Picked up Buckley’s work while dropping off my son. Feel I should try to understand where the roots of the collegiate conservative movement started and digest some of the arguments. Anyone have any insights into a reading of his work? How it may relate to Yale today?
@tonymom - I’m a parent of a first year and asked my husband, who read a lot of Buckley in high school(!), if he could answer your question. Here’s his response:
“God and Man at Yale,” Buckley’s book about his experience as an undergraduate, is all but unreadable today. He seemed to have been upset that Keynesian economics was included in the economics curriculum and that atheists were tolerated by the administration.
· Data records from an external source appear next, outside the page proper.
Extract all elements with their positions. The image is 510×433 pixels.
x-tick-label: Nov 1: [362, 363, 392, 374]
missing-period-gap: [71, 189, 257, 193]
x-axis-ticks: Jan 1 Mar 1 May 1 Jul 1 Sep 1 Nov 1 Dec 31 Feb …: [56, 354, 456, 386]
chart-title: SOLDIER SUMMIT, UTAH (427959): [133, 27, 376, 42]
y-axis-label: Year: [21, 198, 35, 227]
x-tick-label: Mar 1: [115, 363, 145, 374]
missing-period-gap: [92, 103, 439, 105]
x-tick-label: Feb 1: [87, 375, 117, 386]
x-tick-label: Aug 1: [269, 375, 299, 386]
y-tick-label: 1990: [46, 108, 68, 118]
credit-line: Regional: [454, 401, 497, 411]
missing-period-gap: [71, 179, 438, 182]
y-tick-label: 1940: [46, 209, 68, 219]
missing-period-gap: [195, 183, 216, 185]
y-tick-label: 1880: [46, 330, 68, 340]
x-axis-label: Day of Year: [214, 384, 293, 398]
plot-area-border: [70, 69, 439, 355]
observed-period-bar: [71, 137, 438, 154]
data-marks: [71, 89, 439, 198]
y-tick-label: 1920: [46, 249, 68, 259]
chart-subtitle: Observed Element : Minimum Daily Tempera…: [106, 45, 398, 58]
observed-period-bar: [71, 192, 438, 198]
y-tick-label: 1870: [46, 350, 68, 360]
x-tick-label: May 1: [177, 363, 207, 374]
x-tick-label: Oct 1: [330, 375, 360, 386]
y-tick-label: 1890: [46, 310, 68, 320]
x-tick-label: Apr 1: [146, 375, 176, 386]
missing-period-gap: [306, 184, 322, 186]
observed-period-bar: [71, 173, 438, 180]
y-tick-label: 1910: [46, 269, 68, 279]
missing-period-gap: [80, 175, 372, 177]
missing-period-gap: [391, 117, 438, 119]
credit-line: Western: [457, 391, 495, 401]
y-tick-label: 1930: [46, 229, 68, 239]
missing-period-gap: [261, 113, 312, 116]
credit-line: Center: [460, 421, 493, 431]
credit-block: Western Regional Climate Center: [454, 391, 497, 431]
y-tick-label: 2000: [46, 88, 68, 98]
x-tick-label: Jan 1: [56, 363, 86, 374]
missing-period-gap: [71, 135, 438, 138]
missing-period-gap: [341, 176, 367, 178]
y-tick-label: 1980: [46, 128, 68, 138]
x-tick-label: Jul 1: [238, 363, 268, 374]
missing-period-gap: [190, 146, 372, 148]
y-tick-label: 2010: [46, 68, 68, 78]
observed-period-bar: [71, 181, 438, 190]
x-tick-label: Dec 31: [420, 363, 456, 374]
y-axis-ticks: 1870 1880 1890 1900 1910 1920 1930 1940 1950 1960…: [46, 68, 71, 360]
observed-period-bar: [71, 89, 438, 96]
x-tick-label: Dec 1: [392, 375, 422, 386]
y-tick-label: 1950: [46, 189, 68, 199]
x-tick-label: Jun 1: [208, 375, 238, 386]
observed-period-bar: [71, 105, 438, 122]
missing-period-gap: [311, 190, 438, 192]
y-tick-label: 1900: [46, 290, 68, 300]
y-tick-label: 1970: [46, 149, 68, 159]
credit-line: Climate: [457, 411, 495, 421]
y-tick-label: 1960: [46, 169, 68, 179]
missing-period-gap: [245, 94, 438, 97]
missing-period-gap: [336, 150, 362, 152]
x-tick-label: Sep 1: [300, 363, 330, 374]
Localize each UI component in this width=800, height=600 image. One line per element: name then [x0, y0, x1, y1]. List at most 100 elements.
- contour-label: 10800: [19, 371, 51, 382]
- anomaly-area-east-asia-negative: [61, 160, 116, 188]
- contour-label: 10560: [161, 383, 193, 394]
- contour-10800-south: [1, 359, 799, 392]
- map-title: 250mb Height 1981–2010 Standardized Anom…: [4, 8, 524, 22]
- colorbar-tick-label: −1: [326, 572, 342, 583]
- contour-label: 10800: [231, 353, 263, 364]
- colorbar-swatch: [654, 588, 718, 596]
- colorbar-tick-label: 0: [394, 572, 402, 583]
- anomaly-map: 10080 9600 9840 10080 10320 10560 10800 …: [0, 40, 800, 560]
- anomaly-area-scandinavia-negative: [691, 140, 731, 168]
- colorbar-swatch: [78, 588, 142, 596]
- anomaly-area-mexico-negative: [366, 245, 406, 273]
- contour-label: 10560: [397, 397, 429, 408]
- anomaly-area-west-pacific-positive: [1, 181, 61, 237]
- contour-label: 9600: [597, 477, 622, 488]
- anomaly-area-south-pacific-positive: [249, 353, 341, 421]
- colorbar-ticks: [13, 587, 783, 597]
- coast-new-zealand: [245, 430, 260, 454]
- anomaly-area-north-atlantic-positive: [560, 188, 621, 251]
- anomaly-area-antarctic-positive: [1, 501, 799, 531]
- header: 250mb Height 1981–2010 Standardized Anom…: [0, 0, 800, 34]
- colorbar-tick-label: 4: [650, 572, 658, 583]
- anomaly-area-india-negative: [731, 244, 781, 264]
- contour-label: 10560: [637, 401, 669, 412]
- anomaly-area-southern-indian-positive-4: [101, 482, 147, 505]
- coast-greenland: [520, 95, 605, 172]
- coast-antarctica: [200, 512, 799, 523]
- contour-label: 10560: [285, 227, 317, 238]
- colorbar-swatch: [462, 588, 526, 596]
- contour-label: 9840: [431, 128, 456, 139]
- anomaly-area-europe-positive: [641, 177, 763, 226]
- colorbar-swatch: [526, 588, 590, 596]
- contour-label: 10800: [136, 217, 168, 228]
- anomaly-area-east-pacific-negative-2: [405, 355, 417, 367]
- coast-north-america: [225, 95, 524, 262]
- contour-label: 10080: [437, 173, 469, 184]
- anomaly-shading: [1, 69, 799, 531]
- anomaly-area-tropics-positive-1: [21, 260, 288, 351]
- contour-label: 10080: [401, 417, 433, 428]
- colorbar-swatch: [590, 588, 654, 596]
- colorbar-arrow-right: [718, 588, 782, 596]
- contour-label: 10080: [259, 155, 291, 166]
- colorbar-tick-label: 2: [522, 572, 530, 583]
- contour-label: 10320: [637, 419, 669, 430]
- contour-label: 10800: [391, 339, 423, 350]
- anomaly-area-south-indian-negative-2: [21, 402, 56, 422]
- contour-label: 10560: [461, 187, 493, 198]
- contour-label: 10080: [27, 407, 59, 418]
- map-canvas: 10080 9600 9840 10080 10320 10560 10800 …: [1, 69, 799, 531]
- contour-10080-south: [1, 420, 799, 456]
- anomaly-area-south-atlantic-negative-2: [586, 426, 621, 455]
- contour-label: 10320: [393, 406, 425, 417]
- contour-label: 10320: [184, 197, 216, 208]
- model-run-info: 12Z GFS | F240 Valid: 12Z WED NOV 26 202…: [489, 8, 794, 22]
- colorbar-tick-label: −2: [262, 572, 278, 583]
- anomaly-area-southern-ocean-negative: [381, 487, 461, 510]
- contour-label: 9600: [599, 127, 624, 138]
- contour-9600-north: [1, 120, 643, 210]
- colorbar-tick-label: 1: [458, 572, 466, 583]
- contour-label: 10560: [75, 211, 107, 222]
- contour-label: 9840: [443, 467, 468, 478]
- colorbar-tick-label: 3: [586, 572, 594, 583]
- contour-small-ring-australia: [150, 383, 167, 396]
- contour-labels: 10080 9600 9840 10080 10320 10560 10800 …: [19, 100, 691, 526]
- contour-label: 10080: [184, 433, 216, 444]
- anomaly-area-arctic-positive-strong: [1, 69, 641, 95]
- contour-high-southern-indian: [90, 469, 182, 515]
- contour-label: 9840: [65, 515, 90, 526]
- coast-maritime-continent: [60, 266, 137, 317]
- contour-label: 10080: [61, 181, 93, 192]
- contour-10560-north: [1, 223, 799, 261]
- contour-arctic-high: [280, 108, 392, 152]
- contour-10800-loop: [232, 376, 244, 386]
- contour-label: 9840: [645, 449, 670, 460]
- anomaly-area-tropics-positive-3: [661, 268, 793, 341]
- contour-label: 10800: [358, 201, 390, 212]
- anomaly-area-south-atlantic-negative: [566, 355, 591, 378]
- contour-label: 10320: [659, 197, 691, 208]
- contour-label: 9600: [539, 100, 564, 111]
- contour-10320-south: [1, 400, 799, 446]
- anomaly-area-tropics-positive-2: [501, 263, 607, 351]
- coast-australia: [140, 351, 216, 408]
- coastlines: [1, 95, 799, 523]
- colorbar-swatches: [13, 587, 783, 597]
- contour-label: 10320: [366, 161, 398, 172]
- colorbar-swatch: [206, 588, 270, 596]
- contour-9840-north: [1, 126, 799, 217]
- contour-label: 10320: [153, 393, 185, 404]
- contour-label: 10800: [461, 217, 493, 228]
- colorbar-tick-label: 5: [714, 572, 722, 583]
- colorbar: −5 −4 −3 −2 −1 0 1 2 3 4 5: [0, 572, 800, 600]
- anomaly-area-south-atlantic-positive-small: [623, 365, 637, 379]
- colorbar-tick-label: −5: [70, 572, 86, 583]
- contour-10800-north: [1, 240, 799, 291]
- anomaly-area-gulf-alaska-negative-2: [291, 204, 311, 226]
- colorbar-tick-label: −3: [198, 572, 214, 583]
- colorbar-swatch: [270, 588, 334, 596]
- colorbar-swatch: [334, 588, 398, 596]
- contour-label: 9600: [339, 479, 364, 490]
In the 60s and the 70s his contrarian views gained currency among students who found liberal/leftist political conformity to be stifling and humorless. (An understandable reaction.) In the 70s and 80s his traditional Catholic conservatism was turbocharged by the rise of libertarianism as an intellectual challenge to liberalism. And, of course, the outside money that has showered down and the post-college network positions that have been promised to talented campus conservatives hasn’t hurt. Whether traditional conservatives (read Catholics) and libertarians can continue their alliance on campus and elsewhere is an open question.
@worriestoomuch
THANKS! I’m only a few chapters in but I’m taking it more as a specific glimpse, historically speaking, of one man’s perceptions.
Your hubby’s take seems on point. Thanks!